My husband collects little mantras. He then abuses them by repeating them ad nauseam for weeks at a time. The most recent was, “the reaper comes for us all.” Dark, I know.
This is not okay. None of it.
I’m no longer the youngest person in a given group, which is seriously distressing. What do you mean they were born in the 90’s? I’m sorry, they’ve got to. No, no, we’re not going to kill them, just don’t invite them next time. Geez.
And then all of the indicators of aging came crashing down.
I was working on my make-up the other day and all of the sudden, there it was. Saluting me like it had just received an electrical jolt. Not a jolt you might get from an outlet, more like a Jurassic-Park-keep-the-dinosaurs-out jolt. The nefarious villain, the thing of nightmares. A dark hair. WTH? After a stiff shot of Pepsi and a cigarette (a mental cigarette) I realized what needed to be done. I grabbed the tweezers and closed my eyes. And then, just like that, I let out a deep breath and it floated away. That was easy. No, no, that was just part of my blush brush. Oh, for the love. Falling to my knees I cried, “I’m not ready!” Thank you, sweet, merciful God of old age. I suppose this means I need to prepare better. Mix me up some warm water and lemon or something. That’s a thing, right? Or does that just aid in digestion…
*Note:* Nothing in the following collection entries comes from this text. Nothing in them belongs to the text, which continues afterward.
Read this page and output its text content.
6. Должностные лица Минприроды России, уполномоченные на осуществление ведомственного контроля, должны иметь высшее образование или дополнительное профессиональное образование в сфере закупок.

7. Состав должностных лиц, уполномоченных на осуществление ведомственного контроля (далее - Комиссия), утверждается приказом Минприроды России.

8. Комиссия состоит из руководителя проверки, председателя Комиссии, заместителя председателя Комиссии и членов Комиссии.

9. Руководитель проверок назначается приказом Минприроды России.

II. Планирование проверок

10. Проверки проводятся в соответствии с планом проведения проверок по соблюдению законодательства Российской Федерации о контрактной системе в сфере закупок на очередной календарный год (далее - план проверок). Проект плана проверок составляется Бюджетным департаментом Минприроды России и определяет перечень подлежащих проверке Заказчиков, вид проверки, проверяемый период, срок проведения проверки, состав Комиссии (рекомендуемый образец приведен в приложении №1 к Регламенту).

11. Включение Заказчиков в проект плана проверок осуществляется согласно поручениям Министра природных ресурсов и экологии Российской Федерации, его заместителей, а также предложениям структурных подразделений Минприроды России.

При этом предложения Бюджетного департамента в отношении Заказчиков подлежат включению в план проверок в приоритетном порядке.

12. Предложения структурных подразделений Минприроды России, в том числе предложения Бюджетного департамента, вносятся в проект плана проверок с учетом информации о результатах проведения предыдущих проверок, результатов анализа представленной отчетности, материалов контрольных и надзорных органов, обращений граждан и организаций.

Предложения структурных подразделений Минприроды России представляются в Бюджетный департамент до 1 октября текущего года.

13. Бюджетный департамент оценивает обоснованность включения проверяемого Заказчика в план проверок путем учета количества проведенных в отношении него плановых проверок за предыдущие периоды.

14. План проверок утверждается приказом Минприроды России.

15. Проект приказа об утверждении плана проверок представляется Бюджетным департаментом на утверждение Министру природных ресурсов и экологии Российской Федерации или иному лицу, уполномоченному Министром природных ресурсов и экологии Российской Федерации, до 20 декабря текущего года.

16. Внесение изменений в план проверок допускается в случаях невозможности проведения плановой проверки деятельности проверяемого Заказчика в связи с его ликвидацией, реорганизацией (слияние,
In my road rage the other day I shouted at the car next to me. “Cool your jets!” I said. Cool your jets? Oh, Kasey.
Not to mention the highlight of each morning. That is, getting to the gym in time to watch Kelly and Michael during my cardio. I’ll just slip on my ipod in my armband, that way, everyone will think I’m listening to Beyonce or something (one of the girls in the youth group at church explained to me what “bae” meant) and not squealing with glee while watching the cast of Downton Abby wearing real clothes.
So there it is. Happy Friday and all that. The boys are napping so I still have some time to either finish a recent crochet project while listening to a book on tape or work on the Friday crossword. Hot dang, Rob’s a lucky man.